A recent Government Accountability Office report was pessimistic. Tax revenues for states and localities, it predicted, “will remain below the 2007 historical high through 2060 due to the projected modest growth in receipts.” It concluded that the declining fiscal conditions mean that state and local governments will “need to make substantial policy changes to avoid growing fiscal imbalances in the future.”

So what will those policy changes be? Not surprisingly, the different approaches in the states will reflect the schism in Congress. The red states are more likely to lower income and corporate taxes, cut spending and refuse to cooperate with Obamacare. The blue states already have raised taxes to close budget gaps and invest in education and infrastructure, as well as set up their own health-care exchanges.

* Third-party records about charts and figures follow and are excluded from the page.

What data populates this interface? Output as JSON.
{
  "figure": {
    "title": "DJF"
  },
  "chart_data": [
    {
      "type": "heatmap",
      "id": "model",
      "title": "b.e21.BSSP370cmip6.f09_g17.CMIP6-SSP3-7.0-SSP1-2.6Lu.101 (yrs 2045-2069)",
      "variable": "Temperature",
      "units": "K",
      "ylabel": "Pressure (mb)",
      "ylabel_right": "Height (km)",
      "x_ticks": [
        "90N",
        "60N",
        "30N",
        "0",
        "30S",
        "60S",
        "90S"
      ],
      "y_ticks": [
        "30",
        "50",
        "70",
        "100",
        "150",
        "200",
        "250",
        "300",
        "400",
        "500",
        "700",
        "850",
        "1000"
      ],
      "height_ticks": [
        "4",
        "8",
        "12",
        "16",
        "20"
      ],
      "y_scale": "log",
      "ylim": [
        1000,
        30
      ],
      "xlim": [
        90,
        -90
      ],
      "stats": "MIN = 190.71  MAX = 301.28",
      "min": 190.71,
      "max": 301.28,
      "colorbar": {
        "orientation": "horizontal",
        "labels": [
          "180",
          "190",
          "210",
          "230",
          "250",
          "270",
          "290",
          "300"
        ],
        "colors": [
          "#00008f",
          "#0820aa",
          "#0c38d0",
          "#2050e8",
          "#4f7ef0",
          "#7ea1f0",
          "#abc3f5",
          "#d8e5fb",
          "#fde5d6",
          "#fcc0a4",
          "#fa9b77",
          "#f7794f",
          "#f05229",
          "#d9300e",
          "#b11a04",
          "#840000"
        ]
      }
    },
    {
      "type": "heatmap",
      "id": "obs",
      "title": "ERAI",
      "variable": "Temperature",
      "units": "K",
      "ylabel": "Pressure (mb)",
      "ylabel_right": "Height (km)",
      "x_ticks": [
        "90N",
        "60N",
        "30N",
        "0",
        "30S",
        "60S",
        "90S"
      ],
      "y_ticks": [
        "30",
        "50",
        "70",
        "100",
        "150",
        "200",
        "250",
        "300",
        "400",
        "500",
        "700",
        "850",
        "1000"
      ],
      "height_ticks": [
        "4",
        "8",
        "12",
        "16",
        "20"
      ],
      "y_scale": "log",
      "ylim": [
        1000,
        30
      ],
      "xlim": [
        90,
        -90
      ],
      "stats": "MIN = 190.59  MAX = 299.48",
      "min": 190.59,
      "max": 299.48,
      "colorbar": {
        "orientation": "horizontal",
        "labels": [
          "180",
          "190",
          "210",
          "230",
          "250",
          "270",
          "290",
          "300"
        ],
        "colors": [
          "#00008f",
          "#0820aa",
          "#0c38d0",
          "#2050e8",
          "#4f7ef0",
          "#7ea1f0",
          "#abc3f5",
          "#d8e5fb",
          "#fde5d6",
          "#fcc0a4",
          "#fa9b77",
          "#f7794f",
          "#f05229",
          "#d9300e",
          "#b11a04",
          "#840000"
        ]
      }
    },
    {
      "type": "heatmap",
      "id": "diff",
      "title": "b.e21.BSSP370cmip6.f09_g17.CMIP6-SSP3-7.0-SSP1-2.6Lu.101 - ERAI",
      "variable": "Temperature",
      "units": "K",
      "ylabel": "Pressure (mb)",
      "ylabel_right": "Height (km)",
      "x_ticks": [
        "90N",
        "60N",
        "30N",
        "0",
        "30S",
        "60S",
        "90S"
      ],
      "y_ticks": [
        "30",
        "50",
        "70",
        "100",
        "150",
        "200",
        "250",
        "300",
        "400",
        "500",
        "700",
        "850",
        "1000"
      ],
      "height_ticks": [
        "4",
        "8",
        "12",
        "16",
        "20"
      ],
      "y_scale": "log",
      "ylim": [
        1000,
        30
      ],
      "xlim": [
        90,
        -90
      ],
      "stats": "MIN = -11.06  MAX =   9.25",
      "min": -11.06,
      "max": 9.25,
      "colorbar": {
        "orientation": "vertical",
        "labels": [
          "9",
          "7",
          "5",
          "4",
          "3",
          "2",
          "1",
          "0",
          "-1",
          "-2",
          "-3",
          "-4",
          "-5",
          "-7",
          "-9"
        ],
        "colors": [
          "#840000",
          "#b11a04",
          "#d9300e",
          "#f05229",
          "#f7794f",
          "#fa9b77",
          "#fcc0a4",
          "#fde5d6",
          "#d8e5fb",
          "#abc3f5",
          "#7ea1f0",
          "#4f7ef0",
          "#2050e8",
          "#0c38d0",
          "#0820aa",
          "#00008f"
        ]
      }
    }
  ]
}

A number of red states—Kansas, Louisiana and Nebraska, among them—are trying to cut or eliminate income taxes by increasing sales taxes, with the idea that the switch will attract investment and eventually pay for itself. The problem is that sales taxes are regressive, slower to revive from downturns, and no longer track consumption since they rarely cover services.

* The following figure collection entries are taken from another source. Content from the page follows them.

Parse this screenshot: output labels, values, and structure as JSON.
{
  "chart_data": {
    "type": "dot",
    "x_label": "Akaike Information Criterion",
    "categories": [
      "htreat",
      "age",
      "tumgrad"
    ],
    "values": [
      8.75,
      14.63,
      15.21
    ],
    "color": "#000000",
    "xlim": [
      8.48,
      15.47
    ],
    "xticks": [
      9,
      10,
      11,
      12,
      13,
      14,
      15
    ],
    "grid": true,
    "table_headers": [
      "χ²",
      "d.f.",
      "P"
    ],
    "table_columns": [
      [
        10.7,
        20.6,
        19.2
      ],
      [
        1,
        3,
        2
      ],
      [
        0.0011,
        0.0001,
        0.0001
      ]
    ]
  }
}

Judging from past experience, it is the tax cutters who bear the burden of proof. Most prominently, George W. Bush passed the largest tax cut in U.S. history in 2003, but his term in office proved to be one of the least economically successful of any president since World War II.

Still, we need to keep an open mind. Washington is hopelessly mired in the muck, but states are not. We now are experiencing the highest concentration of partisan power in states since the 1940s, with one party in charge in 43 states. So lots of experiments are in the works. We’ll have to see how they turn out.